Fifteen global companies have taken up Singapore's AI Model Governance Framework; Practical examples for organisations to follow suit. Singapore sees Artificial Intelligence ("AI") as an important and fundamental technology for the Digital Economy, with AI-powered products offering a level of personalised service at scale that was previously unimaginable. In the global discourse on AI ethics and governance issue, Singapore believes that its balanced approach can facilitate innovation, safeguard consumer interests, and serve as a common global reference point.

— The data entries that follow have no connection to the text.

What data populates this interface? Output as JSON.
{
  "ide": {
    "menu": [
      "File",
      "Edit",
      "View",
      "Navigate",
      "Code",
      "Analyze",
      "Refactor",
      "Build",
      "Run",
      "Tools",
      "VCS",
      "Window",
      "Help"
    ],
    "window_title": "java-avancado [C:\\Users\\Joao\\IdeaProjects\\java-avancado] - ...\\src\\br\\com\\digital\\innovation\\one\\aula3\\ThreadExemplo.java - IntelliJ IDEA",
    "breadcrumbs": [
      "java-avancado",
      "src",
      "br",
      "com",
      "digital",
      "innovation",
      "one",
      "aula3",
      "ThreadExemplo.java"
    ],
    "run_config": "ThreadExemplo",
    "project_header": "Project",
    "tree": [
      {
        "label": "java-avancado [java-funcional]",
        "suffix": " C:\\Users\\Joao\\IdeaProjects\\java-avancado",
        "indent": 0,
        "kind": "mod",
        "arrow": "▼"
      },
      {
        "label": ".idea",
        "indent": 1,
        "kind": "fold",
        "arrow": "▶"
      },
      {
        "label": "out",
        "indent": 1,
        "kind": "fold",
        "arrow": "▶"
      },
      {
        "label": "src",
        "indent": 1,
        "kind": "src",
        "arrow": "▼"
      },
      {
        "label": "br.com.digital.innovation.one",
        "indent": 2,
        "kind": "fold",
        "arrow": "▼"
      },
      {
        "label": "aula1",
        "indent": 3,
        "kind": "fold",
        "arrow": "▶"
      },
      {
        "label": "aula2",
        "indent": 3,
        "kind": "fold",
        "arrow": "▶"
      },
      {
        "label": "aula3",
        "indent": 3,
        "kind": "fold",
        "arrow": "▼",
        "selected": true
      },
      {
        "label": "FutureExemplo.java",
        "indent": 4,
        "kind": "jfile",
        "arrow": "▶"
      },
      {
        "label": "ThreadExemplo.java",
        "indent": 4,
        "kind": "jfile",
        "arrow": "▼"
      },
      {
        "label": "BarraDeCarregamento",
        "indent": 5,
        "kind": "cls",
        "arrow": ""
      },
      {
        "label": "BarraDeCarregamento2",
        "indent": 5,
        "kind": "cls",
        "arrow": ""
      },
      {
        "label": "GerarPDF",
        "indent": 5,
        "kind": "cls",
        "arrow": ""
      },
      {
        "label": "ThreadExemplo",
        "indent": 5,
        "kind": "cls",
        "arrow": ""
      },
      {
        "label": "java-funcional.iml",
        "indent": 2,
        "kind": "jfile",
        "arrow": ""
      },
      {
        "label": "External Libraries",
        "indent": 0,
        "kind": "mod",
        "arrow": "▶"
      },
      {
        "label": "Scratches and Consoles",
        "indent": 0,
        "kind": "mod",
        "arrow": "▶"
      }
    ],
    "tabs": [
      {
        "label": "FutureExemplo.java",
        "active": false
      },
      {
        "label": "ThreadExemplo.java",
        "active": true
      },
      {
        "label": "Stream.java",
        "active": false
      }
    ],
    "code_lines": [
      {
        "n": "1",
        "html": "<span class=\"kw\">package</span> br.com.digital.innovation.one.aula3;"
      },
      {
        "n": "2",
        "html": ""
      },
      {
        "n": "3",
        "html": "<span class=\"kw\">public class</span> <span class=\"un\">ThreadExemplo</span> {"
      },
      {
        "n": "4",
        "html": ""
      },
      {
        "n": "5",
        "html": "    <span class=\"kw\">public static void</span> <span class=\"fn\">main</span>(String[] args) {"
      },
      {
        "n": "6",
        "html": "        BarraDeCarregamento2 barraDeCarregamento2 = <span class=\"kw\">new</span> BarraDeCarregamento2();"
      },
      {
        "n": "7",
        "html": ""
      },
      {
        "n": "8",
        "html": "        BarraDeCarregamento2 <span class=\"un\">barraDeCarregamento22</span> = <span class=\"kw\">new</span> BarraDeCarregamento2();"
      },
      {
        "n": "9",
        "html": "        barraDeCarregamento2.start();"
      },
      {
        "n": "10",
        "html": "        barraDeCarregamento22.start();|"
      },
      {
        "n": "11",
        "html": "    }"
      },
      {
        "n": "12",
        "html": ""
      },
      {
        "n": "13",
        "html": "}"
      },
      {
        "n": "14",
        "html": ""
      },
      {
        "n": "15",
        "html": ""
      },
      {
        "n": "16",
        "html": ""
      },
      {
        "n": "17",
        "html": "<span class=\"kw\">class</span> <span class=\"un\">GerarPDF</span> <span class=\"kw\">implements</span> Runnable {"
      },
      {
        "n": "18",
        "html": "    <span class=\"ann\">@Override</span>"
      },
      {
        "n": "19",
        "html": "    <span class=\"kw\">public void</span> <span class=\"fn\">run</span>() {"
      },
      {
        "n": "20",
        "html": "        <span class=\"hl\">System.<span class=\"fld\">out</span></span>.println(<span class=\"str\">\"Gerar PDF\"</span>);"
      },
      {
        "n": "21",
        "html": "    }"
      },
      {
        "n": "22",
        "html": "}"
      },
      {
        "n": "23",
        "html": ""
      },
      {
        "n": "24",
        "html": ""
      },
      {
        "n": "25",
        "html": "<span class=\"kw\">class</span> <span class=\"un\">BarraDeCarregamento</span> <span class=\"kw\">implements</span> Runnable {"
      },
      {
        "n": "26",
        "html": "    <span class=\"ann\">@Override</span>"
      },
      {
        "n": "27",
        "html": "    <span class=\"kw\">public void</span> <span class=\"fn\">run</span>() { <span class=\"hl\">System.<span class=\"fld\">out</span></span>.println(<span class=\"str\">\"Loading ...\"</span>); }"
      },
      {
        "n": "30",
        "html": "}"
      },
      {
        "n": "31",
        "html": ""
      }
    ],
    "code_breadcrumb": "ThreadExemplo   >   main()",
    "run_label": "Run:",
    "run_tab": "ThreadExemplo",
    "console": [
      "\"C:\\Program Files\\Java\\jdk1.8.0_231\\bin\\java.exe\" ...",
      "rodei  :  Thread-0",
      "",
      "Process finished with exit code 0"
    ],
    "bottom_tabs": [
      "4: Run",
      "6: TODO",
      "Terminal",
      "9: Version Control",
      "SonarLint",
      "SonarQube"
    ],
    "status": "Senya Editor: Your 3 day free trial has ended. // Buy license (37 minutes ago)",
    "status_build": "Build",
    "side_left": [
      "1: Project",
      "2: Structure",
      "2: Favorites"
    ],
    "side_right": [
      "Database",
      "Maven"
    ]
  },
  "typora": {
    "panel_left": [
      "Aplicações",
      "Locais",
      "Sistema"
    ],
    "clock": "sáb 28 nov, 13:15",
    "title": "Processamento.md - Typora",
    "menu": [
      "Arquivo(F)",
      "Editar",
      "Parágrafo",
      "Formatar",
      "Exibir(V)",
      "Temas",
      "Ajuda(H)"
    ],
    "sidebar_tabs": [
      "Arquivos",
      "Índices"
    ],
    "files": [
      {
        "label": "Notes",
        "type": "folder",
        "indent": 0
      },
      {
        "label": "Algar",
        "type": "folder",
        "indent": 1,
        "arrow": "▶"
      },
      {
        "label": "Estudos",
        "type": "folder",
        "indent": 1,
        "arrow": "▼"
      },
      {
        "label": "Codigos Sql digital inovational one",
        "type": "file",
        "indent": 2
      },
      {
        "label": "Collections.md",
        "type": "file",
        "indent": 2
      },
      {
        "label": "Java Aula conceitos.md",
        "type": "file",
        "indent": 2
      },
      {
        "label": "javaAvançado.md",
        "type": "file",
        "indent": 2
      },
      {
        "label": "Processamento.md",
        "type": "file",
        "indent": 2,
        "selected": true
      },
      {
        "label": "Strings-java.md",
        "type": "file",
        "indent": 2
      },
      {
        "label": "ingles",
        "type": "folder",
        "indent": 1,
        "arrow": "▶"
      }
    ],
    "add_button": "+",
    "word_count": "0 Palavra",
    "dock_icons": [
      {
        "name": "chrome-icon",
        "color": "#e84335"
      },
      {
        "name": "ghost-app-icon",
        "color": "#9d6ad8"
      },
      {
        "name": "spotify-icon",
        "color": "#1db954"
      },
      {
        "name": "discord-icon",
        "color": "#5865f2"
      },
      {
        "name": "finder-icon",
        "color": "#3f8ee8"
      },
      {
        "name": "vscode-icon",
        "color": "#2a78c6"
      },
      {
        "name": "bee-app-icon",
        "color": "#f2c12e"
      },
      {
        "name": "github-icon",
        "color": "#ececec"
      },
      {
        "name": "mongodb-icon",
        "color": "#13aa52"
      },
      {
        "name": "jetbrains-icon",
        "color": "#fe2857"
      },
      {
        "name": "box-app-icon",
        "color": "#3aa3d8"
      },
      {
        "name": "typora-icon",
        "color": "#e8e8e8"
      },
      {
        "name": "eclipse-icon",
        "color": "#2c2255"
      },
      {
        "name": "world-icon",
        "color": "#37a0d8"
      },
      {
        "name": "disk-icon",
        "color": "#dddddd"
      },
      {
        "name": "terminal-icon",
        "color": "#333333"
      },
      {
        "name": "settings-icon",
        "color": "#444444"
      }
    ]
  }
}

These initiatives follow Singapore's launch of the Model AI Governance Framework in Davos in 2019, as well as the announcement of Singapore's National AI Strategy in November 2019, and demonstrate the progress made in supporting organisations in deploying responsible AI. The new initiatives were announced by Mr S Iswaran, Singapore's Minister for Communications and Information, and Ms Kay Firth-Butterfield, AI Portfolio Lead at the World Economic Forum, at a joint press conference with the WEF's Centre for the Fourth Industrial Revolution ("WEF C4IR") at WEF's Annual Meeting in Davos.